Jika kompetensi siswa sudah dibangun, hal yang tak kalah penting adalah menghubungkan mereka dengan dunia kerja. Widiastuti dari Yayasan Nunari Dunia mengatakan bahwa link and match (jaringan dan kecocokan) dunia pendidikan dengan industri belum terbangun. Akses yang terbatas ini juga merupakan penyebab banyaknya pengangguran. "Padahal, setelah lulus siswa diharapkan bisa cepat bekerja," ucapnya.

Ketua Pusat Penelitian Kebijakan Inovasi Pendidikan Depdiknas Agung Purwadi mengatakan, jaringan tak hanya antara siswa dengan industri, tapi juga antara industri dengan pembuat kebijakan. "Sekolah dan pembuat kebijakan harus tahu kompetensi apa saja yang paling dibutuhkan industri. Kalau sudah, tentu lebih mudah menyalurkan lulusan sekolah," katanya.
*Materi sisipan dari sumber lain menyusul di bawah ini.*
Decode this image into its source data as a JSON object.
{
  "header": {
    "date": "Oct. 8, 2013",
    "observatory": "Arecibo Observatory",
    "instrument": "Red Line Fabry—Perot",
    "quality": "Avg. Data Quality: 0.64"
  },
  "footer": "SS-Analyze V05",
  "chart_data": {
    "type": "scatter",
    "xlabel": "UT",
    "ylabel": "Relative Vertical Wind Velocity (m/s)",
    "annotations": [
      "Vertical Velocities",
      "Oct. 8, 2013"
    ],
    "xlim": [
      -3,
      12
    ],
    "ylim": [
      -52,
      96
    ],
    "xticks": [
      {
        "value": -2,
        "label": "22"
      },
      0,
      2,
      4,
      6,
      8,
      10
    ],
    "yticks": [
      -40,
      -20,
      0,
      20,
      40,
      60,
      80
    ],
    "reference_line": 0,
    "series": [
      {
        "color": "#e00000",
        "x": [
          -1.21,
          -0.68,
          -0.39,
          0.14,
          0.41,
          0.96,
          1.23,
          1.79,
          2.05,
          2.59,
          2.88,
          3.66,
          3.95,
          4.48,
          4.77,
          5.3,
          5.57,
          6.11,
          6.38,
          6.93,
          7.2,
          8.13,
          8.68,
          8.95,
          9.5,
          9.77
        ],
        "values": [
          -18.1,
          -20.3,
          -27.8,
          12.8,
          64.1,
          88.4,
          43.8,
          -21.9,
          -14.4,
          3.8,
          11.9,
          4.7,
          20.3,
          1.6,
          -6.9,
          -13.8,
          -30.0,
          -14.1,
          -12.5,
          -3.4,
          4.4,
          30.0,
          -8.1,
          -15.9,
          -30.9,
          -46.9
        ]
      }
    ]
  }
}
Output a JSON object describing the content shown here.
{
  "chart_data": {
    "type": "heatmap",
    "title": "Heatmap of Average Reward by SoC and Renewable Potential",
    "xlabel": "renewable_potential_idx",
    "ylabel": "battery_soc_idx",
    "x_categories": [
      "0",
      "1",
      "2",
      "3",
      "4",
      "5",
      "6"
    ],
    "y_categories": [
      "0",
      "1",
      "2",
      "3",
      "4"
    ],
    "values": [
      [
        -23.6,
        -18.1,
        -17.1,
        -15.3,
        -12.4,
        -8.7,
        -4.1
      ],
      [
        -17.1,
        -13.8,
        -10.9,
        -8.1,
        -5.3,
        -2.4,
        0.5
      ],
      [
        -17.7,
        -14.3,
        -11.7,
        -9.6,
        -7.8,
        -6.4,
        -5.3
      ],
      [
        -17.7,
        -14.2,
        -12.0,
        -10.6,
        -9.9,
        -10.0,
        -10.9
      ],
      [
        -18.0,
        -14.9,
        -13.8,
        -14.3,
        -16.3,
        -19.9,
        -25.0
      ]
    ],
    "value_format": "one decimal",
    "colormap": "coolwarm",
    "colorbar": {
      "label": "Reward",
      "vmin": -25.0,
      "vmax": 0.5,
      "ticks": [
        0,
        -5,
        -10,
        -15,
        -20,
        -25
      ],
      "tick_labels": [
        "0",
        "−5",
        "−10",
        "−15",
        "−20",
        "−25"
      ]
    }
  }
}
Menurut Utomo, sebenarnya jaringan sudah terbentuk, namun belum menjadi sistem. Misalnya saja ikatan alumni perguruan tinggi ataupun jaringan pertemanan. Selain itu, seringkali pimpinan perusahaan sudah berniat membuka diri, tapi di level bawah belum mengerti.

"Jadi kalau ada surat permohonan magang yang diterima bagian humas atau secretariat, tidak akan digubris. Prosedur dalam perusahaan seringkali menjadi hal yang menakutkan bagi pihak sekolah," jelas Utomo.

Untuk membangun jaringan tersebut, SF sudah bekerjasama dengan beberapa perusahaan. Rencananya, perusahaan tersebut akan memberi seminar saat siswa SMA menjelang penjurusan.

"Siswa harus mendapat gambaran yang jelas tentang kemampuan apa saja yang harus mereka miliki untuk jurusan yang mereka pilih. Dan kerja sama universitas, pemerintah, dan industri mutlak diperlukan," kata Che Wei.